Before the bruise and tattoo and faux dog, though, I had a perfect Chicago winter day: a trip to a Wilco popup shop, the Art Institute for a Warhol special exhibit, a snowy walk at rush hour to a quiet coffeehouse to pass the time before bourbon cocktails with my friend Allison at the Chicago Athletic Association, then on to the Chicago Theater for my acrobatics act.


But first thing that day, on my way to the museum, I hit Small Cheval in Wicker Park for a quick lunch. It was one of the last times I sat at a communal table before Covid. Next to me, a young mother shared a burger and fries with a toddler named Magnus. She looked exhausted, and I let her be. Having been in that situation a decade before, I assumed she probably wanted quiet.
“Do you want to split a shake with my son?” she asked. “A whole one’s too big for him. I usually share one with him, but I had to get one with a shot of whiskey for myself today.”
I thanked her, said yes, and got an empty cup so we could pour the shake between Magnus and me.
Mama was having A DAY, turns out. I listened as she talked about her in-laws causing holiday chaos, how magical and difficult Christmas is with little ones, and how bone-weary simply loving a child can leave you sometimes. I was happy to listen, sipping cold shakes on a cold day, trying to be a part of the village I needed 14 years before when I was in her shoes.
I never did get her name, but I thanked her for the shake, which was thick and creamy, perfectly complimenting the French fries dunked in garlicky aioli on a frigid day.

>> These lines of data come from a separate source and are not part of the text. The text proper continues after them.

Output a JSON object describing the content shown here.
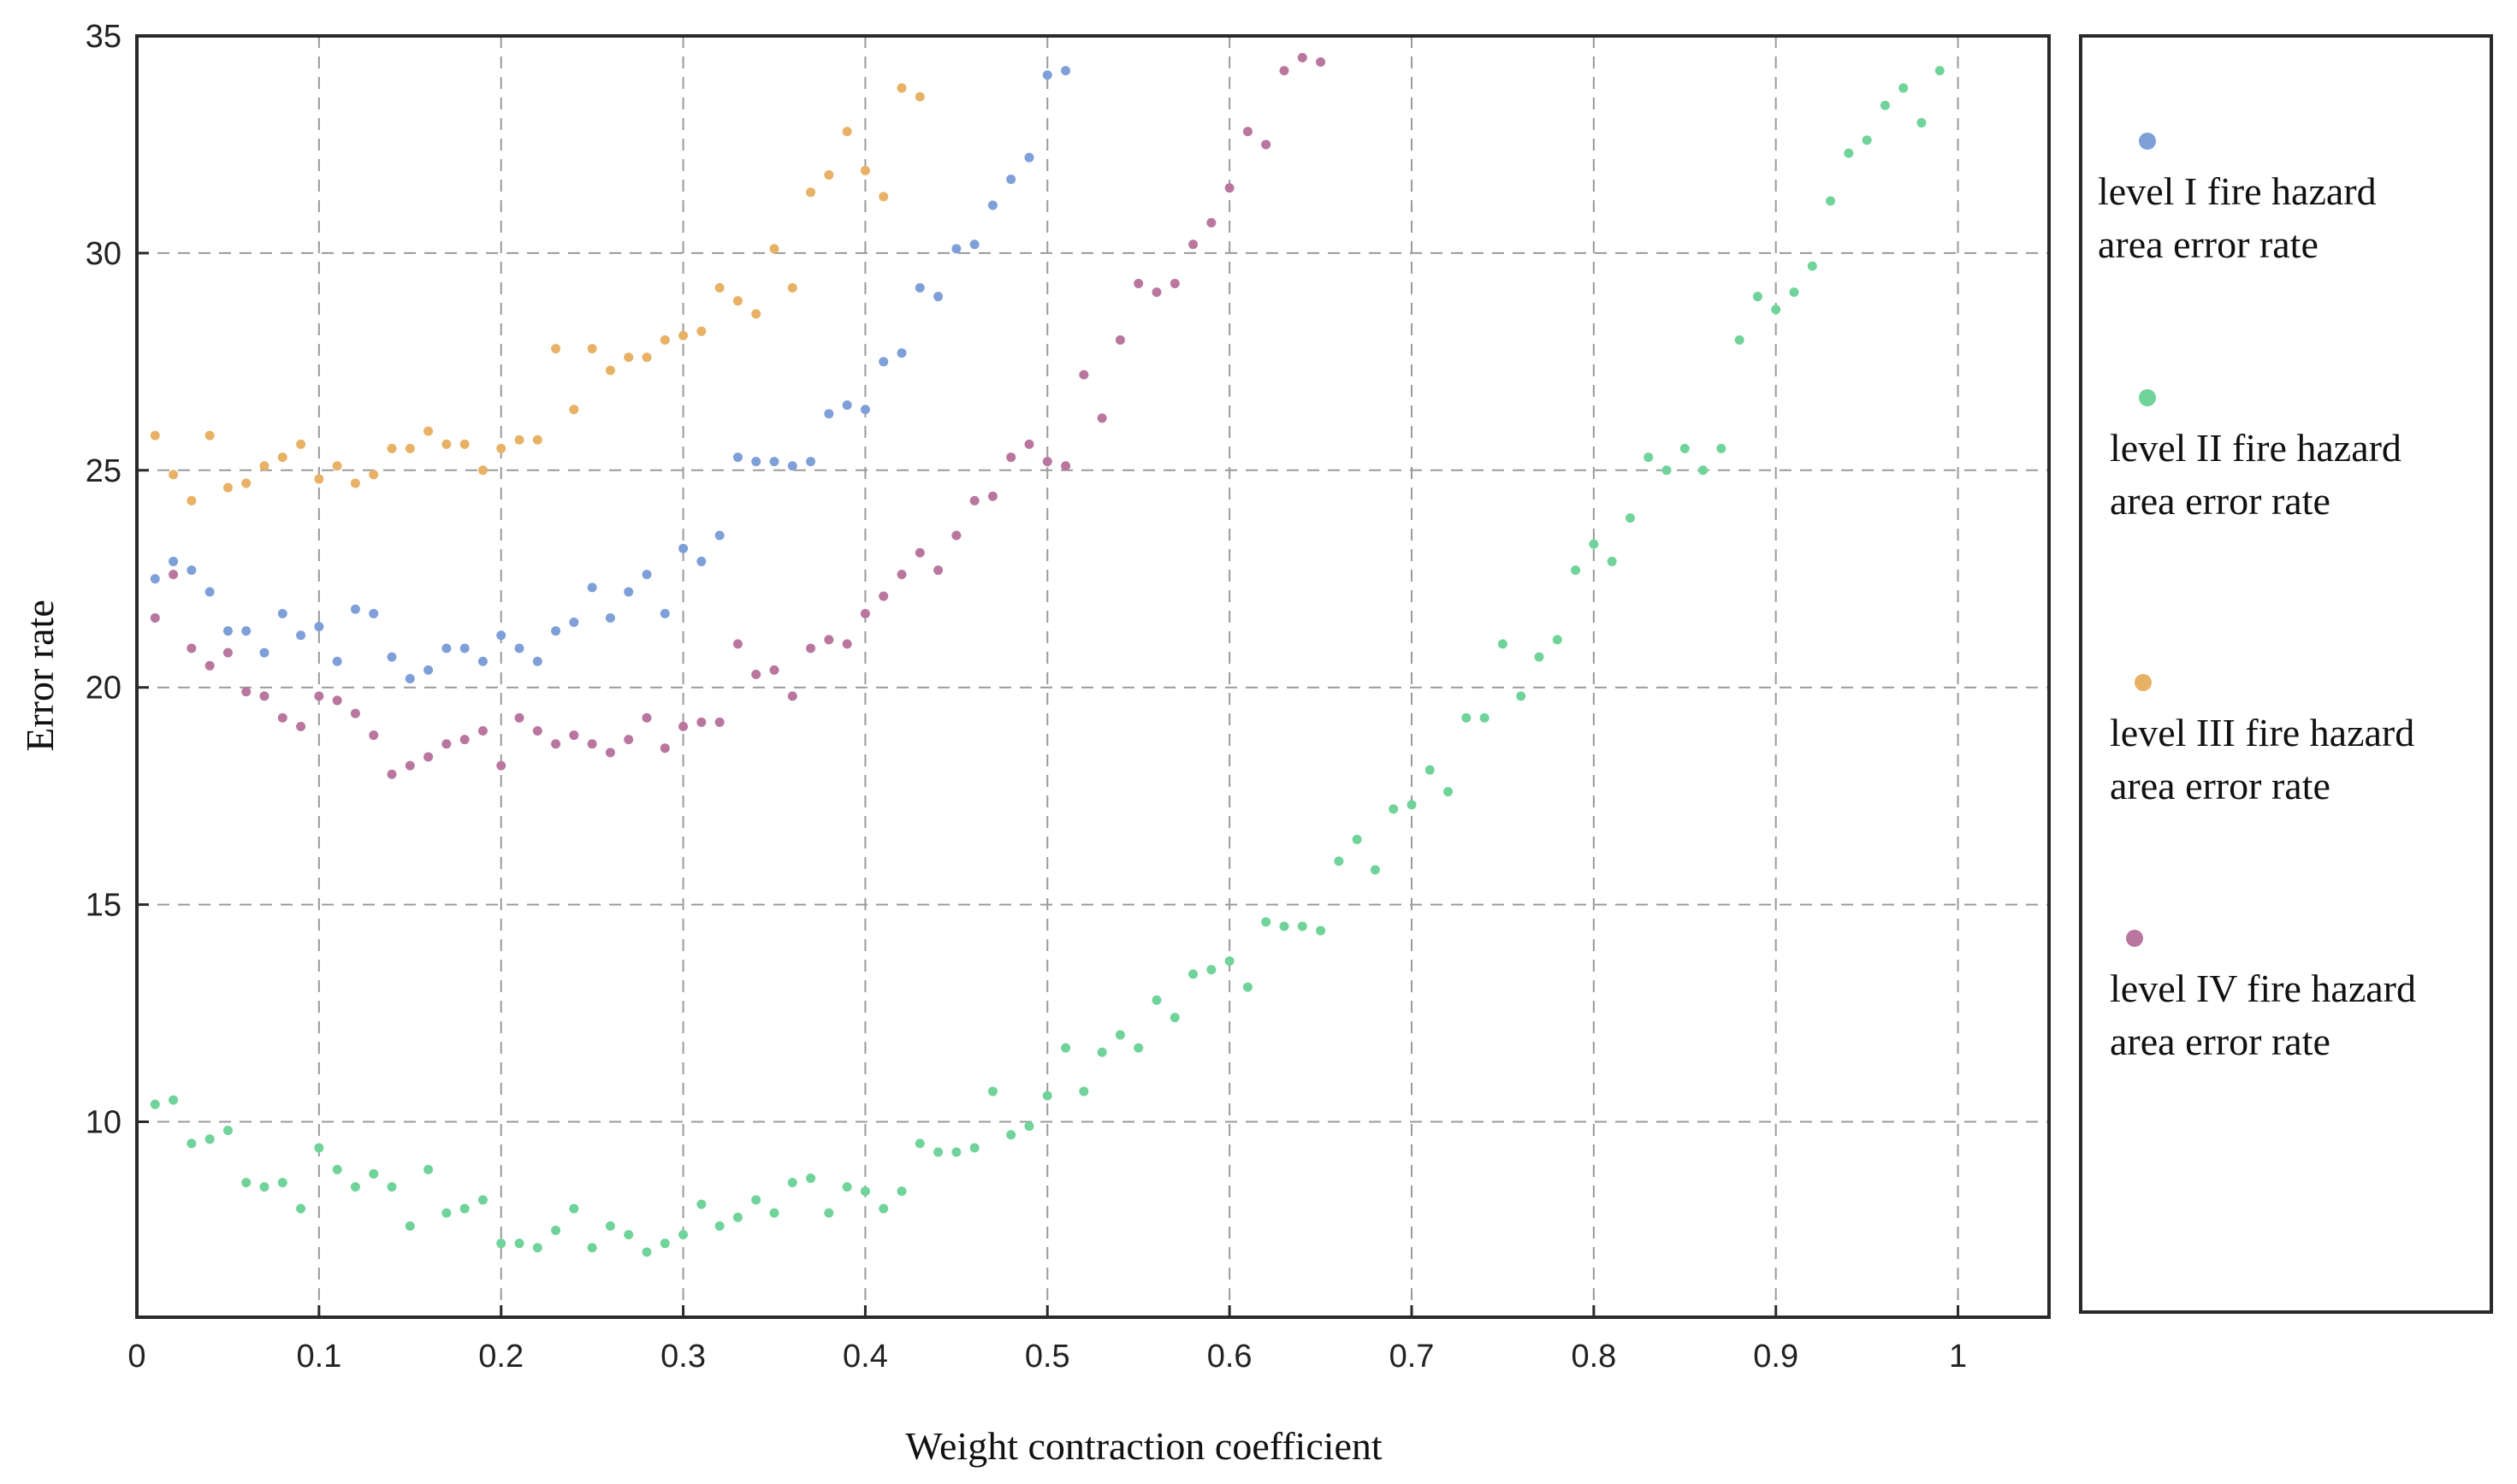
{
  "chart_data": {
    "type": "scatter",
    "xlabel": "Weight contraction coefficient",
    "ylabel": "Error rate",
    "xlim": [
      0,
      1.05
    ],
    "ylim": [
      5.5,
      35
    ],
    "x_ticks": [
      "0",
      "0.1",
      "0.2",
      "0.3",
      "0.4",
      "0.5",
      "0.6",
      "0.7",
      "0.8",
      "0.9",
      "1"
    ],
    "y_ticks": [
      "10",
      "15",
      "20",
      "25",
      "30",
      "35"
    ],
    "grid": true,
    "legend_position": "right, outside plot",
    "series": [
      {
        "name": "level I  fire hazard area error rate",
        "legend_lines": [
          "level I  fire hazard",
          "area error rate"
        ],
        "color": "#7f9fd9",
        "points": [
          [
            0.01,
            22.5
          ],
          [
            0.02,
            22.9
          ],
          [
            0.03,
            22.7
          ],
          [
            0.04,
            22.2
          ],
          [
            0.05,
            21.3
          ],
          [
            0.06,
            21.3
          ],
          [
            0.07,
            20.8
          ],
          [
            0.08,
            21.7
          ],
          [
            0.09,
            21.2
          ],
          [
            0.1,
            21.4
          ],
          [
            0.11,
            20.6
          ],
          [
            0.12,
            21.8
          ],
          [
            0.13,
            21.7
          ],
          [
            0.14,
            20.7
          ],
          [
            0.15,
            20.2
          ],
          [
            0.16,
            20.4
          ],
          [
            0.17,
            20.9
          ],
          [
            0.18,
            20.9
          ],
          [
            0.19,
            20.6
          ],
          [
            0.2,
            21.2
          ],
          [
            0.21,
            20.9
          ],
          [
            0.22,
            20.6
          ],
          [
            0.23,
            21.3
          ],
          [
            0.24,
            21.5
          ],
          [
            0.25,
            22.3
          ],
          [
            0.26,
            21.6
          ],
          [
            0.27,
            22.2
          ],
          [
            0.28,
            22.6
          ],
          [
            0.29,
            21.7
          ],
          [
            0.3,
            23.2
          ],
          [
            0.31,
            22.9
          ],
          [
            0.32,
            23.5
          ],
          [
            0.33,
            25.3
          ],
          [
            0.34,
            25.2
          ],
          [
            0.35,
            25.2
          ],
          [
            0.36,
            25.1
          ],
          [
            0.37,
            25.2
          ],
          [
            0.38,
            26.3
          ],
          [
            0.39,
            26.5
          ],
          [
            0.4,
            26.4
          ],
          [
            0.41,
            27.5
          ],
          [
            0.42,
            27.7
          ],
          [
            0.43,
            29.2
          ],
          [
            0.44,
            29.0
          ],
          [
            0.45,
            30.1
          ],
          [
            0.46,
            30.2
          ],
          [
            0.47,
            31.1
          ],
          [
            0.48,
            31.7
          ],
          [
            0.49,
            32.2
          ],
          [
            0.5,
            34.1
          ],
          [
            0.51,
            34.2
          ]
        ]
      },
      {
        "name": "level II fire hazard area error rate",
        "legend_lines": [
          "level II fire hazard",
          "area error rate"
        ],
        "color": "#6fd39a",
        "points": [
          [
            0.01,
            10.4
          ],
          [
            0.02,
            10.5
          ],
          [
            0.03,
            9.5
          ],
          [
            0.04,
            9.6
          ],
          [
            0.05,
            9.8
          ],
          [
            0.06,
            8.6
          ],
          [
            0.07,
            8.5
          ],
          [
            0.08,
            8.6
          ],
          [
            0.09,
            8.0
          ],
          [
            0.1,
            9.4
          ],
          [
            0.11,
            8.9
          ],
          [
            0.12,
            8.5
          ],
          [
            0.13,
            8.8
          ],
          [
            0.14,
            8.5
          ],
          [
            0.15,
            7.6
          ],
          [
            0.16,
            8.9
          ],
          [
            0.17,
            7.9
          ],
          [
            0.18,
            8.0
          ],
          [
            0.19,
            8.2
          ],
          [
            0.2,
            7.2
          ],
          [
            0.21,
            7.2
          ],
          [
            0.22,
            7.1
          ],
          [
            0.23,
            7.5
          ],
          [
            0.24,
            8.0
          ],
          [
            0.25,
            7.1
          ],
          [
            0.26,
            7.6
          ],
          [
            0.27,
            7.4
          ],
          [
            0.28,
            7.0
          ],
          [
            0.29,
            7.2
          ],
          [
            0.3,
            7.4
          ],
          [
            0.31,
            8.1
          ],
          [
            0.32,
            7.6
          ],
          [
            0.33,
            7.8
          ],
          [
            0.34,
            8.2
          ],
          [
            0.35,
            7.9
          ],
          [
            0.36,
            8.6
          ],
          [
            0.37,
            8.7
          ],
          [
            0.38,
            7.9
          ],
          [
            0.39,
            8.5
          ],
          [
            0.4,
            8.4
          ],
          [
            0.41,
            8.0
          ],
          [
            0.42,
            8.4
          ],
          [
            0.43,
            9.5
          ],
          [
            0.44,
            9.3
          ],
          [
            0.45,
            9.3
          ],
          [
            0.46,
            9.4
          ],
          [
            0.47,
            10.7
          ],
          [
            0.48,
            9.7
          ],
          [
            0.49,
            9.9
          ],
          [
            0.5,
            10.6
          ],
          [
            0.51,
            11.7
          ],
          [
            0.52,
            10.7
          ],
          [
            0.53,
            11.6
          ],
          [
            0.54,
            12.0
          ],
          [
            0.55,
            11.7
          ],
          [
            0.56,
            12.8
          ],
          [
            0.57,
            12.4
          ],
          [
            0.58,
            13.4
          ],
          [
            0.59,
            13.5
          ],
          [
            0.6,
            13.7
          ],
          [
            0.61,
            13.1
          ],
          [
            0.62,
            14.6
          ],
          [
            0.63,
            14.5
          ],
          [
            0.64,
            14.5
          ],
          [
            0.65,
            14.4
          ],
          [
            0.66,
            16.0
          ],
          [
            0.67,
            16.5
          ],
          [
            0.68,
            15.8
          ],
          [
            0.69,
            17.2
          ],
          [
            0.7,
            17.3
          ],
          [
            0.71,
            18.1
          ],
          [
            0.72,
            17.6
          ],
          [
            0.73,
            19.3
          ],
          [
            0.74,
            19.3
          ],
          [
            0.75,
            21.0
          ],
          [
            0.76,
            19.8
          ],
          [
            0.77,
            20.7
          ],
          [
            0.78,
            21.1
          ],
          [
            0.79,
            22.7
          ],
          [
            0.8,
            23.3
          ],
          [
            0.81,
            22.9
          ],
          [
            0.82,
            23.9
          ],
          [
            0.83,
            25.3
          ],
          [
            0.84,
            25.0
          ],
          [
            0.85,
            25.5
          ],
          [
            0.86,
            25.0
          ],
          [
            0.87,
            25.5
          ],
          [
            0.88,
            28.0
          ],
          [
            0.89,
            29.0
          ],
          [
            0.9,
            28.7
          ],
          [
            0.91,
            29.1
          ],
          [
            0.92,
            29.7
          ],
          [
            0.93,
            31.2
          ],
          [
            0.94,
            32.3
          ],
          [
            0.95,
            32.6
          ],
          [
            0.96,
            33.4
          ],
          [
            0.97,
            33.8
          ],
          [
            0.98,
            33.0
          ],
          [
            0.99,
            34.2
          ]
        ]
      },
      {
        "name": "level III fire hazard area error rate",
        "legend_lines": [
          "level III fire hazard",
          "area error rate"
        ],
        "color": "#e8b165",
        "points": [
          [
            0.01,
            25.8
          ],
          [
            0.02,
            24.9
          ],
          [
            0.03,
            24.3
          ],
          [
            0.04,
            25.8
          ],
          [
            0.05,
            24.6
          ],
          [
            0.06,
            24.7
          ],
          [
            0.07,
            25.1
          ],
          [
            0.08,
            25.3
          ],
          [
            0.09,
            25.6
          ],
          [
            0.1,
            24.8
          ],
          [
            0.11,
            25.1
          ],
          [
            0.12,
            24.7
          ],
          [
            0.13,
            24.9
          ],
          [
            0.14,
            25.5
          ],
          [
            0.15,
            25.5
          ],
          [
            0.16,
            25.9
          ],
          [
            0.17,
            25.6
          ],
          [
            0.18,
            25.6
          ],
          [
            0.19,
            25.0
          ],
          [
            0.2,
            25.5
          ],
          [
            0.21,
            25.7
          ],
          [
            0.22,
            25.7
          ],
          [
            0.23,
            27.8
          ],
          [
            0.24,
            26.4
          ],
          [
            0.25,
            27.8
          ],
          [
            0.26,
            27.3
          ],
          [
            0.27,
            27.6
          ],
          [
            0.28,
            27.6
          ],
          [
            0.29,
            28.0
          ],
          [
            0.3,
            28.1
          ],
          [
            0.31,
            28.2
          ],
          [
            0.32,
            29.2
          ],
          [
            0.33,
            28.9
          ],
          [
            0.34,
            28.6
          ],
          [
            0.35,
            30.1
          ],
          [
            0.36,
            29.2
          ],
          [
            0.37,
            31.4
          ],
          [
            0.38,
            31.8
          ],
          [
            0.39,
            32.8
          ],
          [
            0.4,
            31.9
          ],
          [
            0.41,
            31.3
          ],
          [
            0.42,
            33.8
          ],
          [
            0.43,
            33.6
          ]
        ]
      },
      {
        "name": "level IV fire hazard area error rate",
        "legend_lines": [
          "level IV fire hazard",
          "area error rate"
        ],
        "color": "#b9769f",
        "points": [
          [
            0.01,
            21.6
          ],
          [
            0.02,
            22.6
          ],
          [
            0.03,
            20.9
          ],
          [
            0.04,
            20.5
          ],
          [
            0.05,
            20.8
          ],
          [
            0.06,
            19.9
          ],
          [
            0.07,
            19.8
          ],
          [
            0.08,
            19.3
          ],
          [
            0.09,
            19.1
          ],
          [
            0.1,
            19.8
          ],
          [
            0.11,
            19.7
          ],
          [
            0.12,
            19.4
          ],
          [
            0.13,
            18.9
          ],
          [
            0.14,
            18.0
          ],
          [
            0.15,
            18.2
          ],
          [
            0.16,
            18.4
          ],
          [
            0.17,
            18.7
          ],
          [
            0.18,
            18.8
          ],
          [
            0.19,
            19.0
          ],
          [
            0.2,
            18.2
          ],
          [
            0.21,
            19.3
          ],
          [
            0.22,
            19.0
          ],
          [
            0.23,
            18.7
          ],
          [
            0.24,
            18.9
          ],
          [
            0.25,
            18.7
          ],
          [
            0.26,
            18.5
          ],
          [
            0.27,
            18.8
          ],
          [
            0.28,
            19.3
          ],
          [
            0.29,
            18.6
          ],
          [
            0.3,
            19.1
          ],
          [
            0.31,
            19.2
          ],
          [
            0.32,
            19.2
          ],
          [
            0.33,
            21.0
          ],
          [
            0.34,
            20.3
          ],
          [
            0.35,
            20.4
          ],
          [
            0.36,
            19.8
          ],
          [
            0.37,
            20.9
          ],
          [
            0.38,
            21.1
          ],
          [
            0.39,
            21.0
          ],
          [
            0.4,
            21.7
          ],
          [
            0.41,
            22.1
          ],
          [
            0.42,
            22.6
          ],
          [
            0.43,
            23.1
          ],
          [
            0.44,
            22.7
          ],
          [
            0.45,
            23.5
          ],
          [
            0.46,
            24.3
          ],
          [
            0.47,
            24.4
          ],
          [
            0.48,
            25.3
          ],
          [
            0.49,
            25.6
          ],
          [
            0.5,
            25.2
          ],
          [
            0.51,
            25.1
          ],
          [
            0.52,
            27.2
          ],
          [
            0.53,
            26.2
          ],
          [
            0.54,
            28.0
          ],
          [
            0.55,
            29.3
          ],
          [
            0.56,
            29.1
          ],
          [
            0.57,
            29.3
          ],
          [
            0.58,
            30.2
          ],
          [
            0.59,
            30.7
          ],
          [
            0.6,
            31.5
          ],
          [
            0.61,
            32.8
          ],
          [
            0.62,
            32.5
          ],
          [
            0.63,
            34.2
          ],
          [
            0.64,
            34.5
          ],
          [
            0.65,
            34.4
          ]
        ]
      }
    ]
  }
}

In the canyons of the city, dim and overcast at the height of December days, Chicago offers the warmth of darkened rooms, hot coffee, and whiskey-warmed cups cradled in the hands of people who will talk to you, slowing down and pausing when life is too much instead of plowing through. There are golden moments among strangers and friends in Chicago. Let the winter bring you close enough to whisper your secrets. We’re all setting suns, sharing our warmth.
Chicago’s cold but has great coffee. Wanna buy me a cup?








This post makes me feel nostalgic for Chicago in the winter, and I've never been to Chicago in the winter! (The Jesus, Etc. banners! Oof! Perfection.)
Just flew home Via Chicago and started bawling at the sight of the skyline at night. That city is instant nostalgia. I lived there from age 25 to 29 (met my husband there) and yet it lives and loves forever within me.